Comment 1 Ayal Baron 2013-05-26 12:59:47 UTC
1. you've deleted the storage side, just destroy the domain?
2. the error has nothing to do with remove domain, it failed validating access to the mount.  Is it possible that you removed the export from the server?

Comment 2 Dafna Ron 2013-05-27 06:59:39 UTC
(In reply to Ayal Baron from comment #1)
> 1. you've deleted the storage side, just destroy the domain?

I did destroy the domain, there is no problem to destroy - this bug is on text only (internal engine error pops up for the user). 
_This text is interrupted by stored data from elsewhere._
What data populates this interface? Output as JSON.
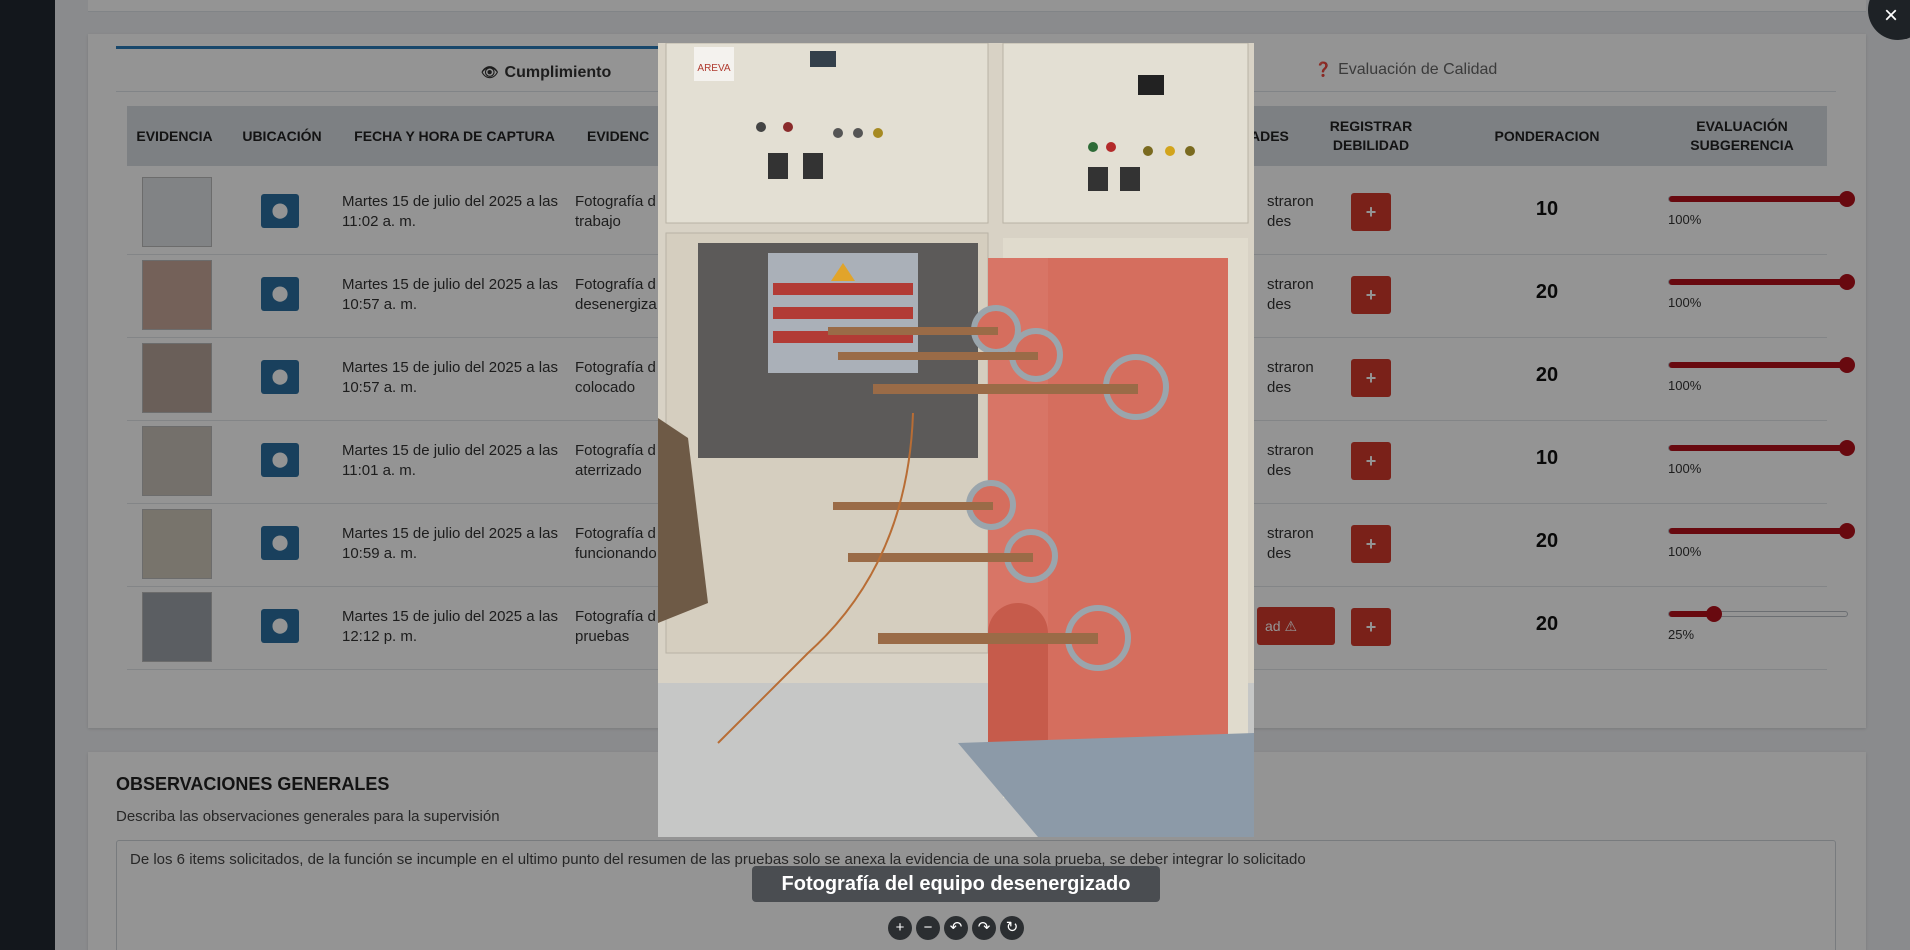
{
  "tabs": {
    "compliance": "Cumplimiento",
    "quality": "Evaluación de Calidad"
  },
  "table": {
    "headers": {
      "evidence": "EVIDENCIA",
      "location": "UBICACIÓN",
      "datetime": "FECHA Y HORA DE CAPTURA",
      "evidence_desc": "EVIDENC",
      "weaknesses": "ADES",
      "register": "REGISTRAR DEBILIDAD",
      "weight": "PONDERACION",
      "eval": "EVALUACIÓN SUBGERENCIA"
    },
    "rows": [
      {
        "date": "Martes 15 de julio del 2025 a las 11:02 a. m.",
        "desc1": "Fotografía d",
        "desc2": "trabajo",
        "cmt1": "straron",
        "cmt2": "des",
        "weight": "10",
        "value": 100,
        "pct": "100%"
      },
      {
        "date": "Martes 15 de julio del 2025 a las 10:57 a. m.",
        "desc1": "Fotografía d",
        "desc2": "desenergiza",
        "cmt1": "straron",
        "cmt2": "des",
        "weight": "20",
        "value": 100,
        "pct": "100%"
      },
      {
        "date": "Martes 15 de julio del 2025 a las 10:57 a. m.",
        "desc1": "Fotografía d",
        "desc2": "colocado",
        "cmt1": "straron",
        "cmt2": "des",
        "weight": "20",
        "value": 100,
        "pct": "100%"
      },
      {
        "date": "Martes 15 de julio del 2025 a las 11:01 a. m.",
        "desc1": "Fotografía d",
        "desc2": "aterrizado",
        "cmt1": "straron",
        "cmt2": "des",
        "weight": "10",
        "value": 100,
        "pct": "100%"
      },
      {
        "date": "Martes 15 de julio del 2025 a las 10:59 a. m.",
        "desc1": "Fotografía d",
        "desc2": "funcionando",
        "cmt1": "straron",
        "cmt2": "des",
        "weight": "20",
        "value": 100,
        "pct": "100%"
      },
      {
        "date": "Martes 15 de julio del 2025 a las 12:12 p. m.",
        "desc1": "Fotografía d",
        "desc2": "pruebas",
        "warn": "ad",
        "weight": "20",
        "value": 25,
        "pct": "25%"
      }
    ]
  },
  "observations": {
    "title": "OBSERVACIONES GENERALES",
    "subtitle": "Describa las observaciones generales para la supervisión",
    "text": "De los 6 items solicitados, de la función se incumple en el ultimo punto del resumen de las pruebas solo se anexa la evidencia de una sola prueba, se deber integrar lo solicitado"
  },
  "viewer": {
    "caption": "Fotografía del equipo desenergizado",
    "panel_brand": "AREVA",
    "close": "×",
    "controls": {
      "zoom_in": "+",
      "zoom_out": "−",
      "rotate_left": "↶",
      "rotate_right": "↷",
      "reset": "↻"
    }
  },
  "colors": {
    "accent": "#2a7ab8",
    "danger": "#d33a2c",
    "slider": "#b3111b",
    "location": "#2c6fa0"
  }
}
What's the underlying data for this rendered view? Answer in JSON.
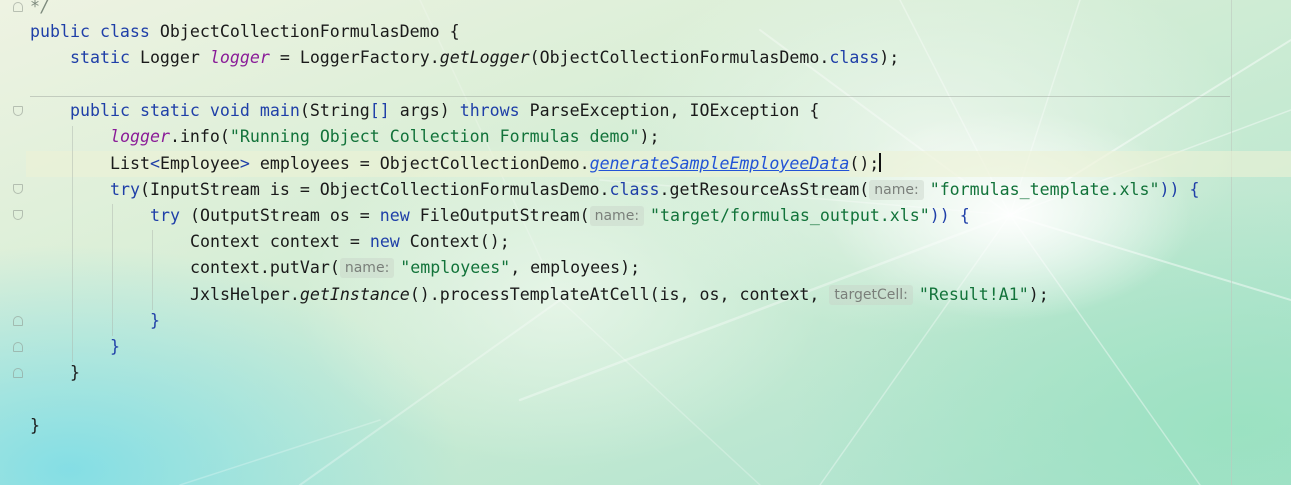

> 2. the error has nothing to do with remove domain, it failed validating
> access to the mount.  Is it possible that you removed the export from the
> server?

the validation happens when we try to remove the domain, and yes, I did remove the domain in the storage. 
we already have a "domain does not exist" error when we validate mount during create domain so if we validate during remove we should probably have a "domain does not exists" as well instead of internal engine error message.

Comment 3 Alissa 2013-08-21 09:26:09 UTC
The problem is that the connection error is "swallowed" in RemoveStorageDomainCommand.
The connect() method (from one of the storage helpers) is called from executeCommand, however it returns only boolean without the actual result, thus not setting any error code/fault in the return value of the command, so the command just reports setSucceeded=false without any further details - resulting the generic error.

Comment 4 Ayal Baron 2014-01-29 13:36:55 UTC
User can 'destroy' the domain from the GUI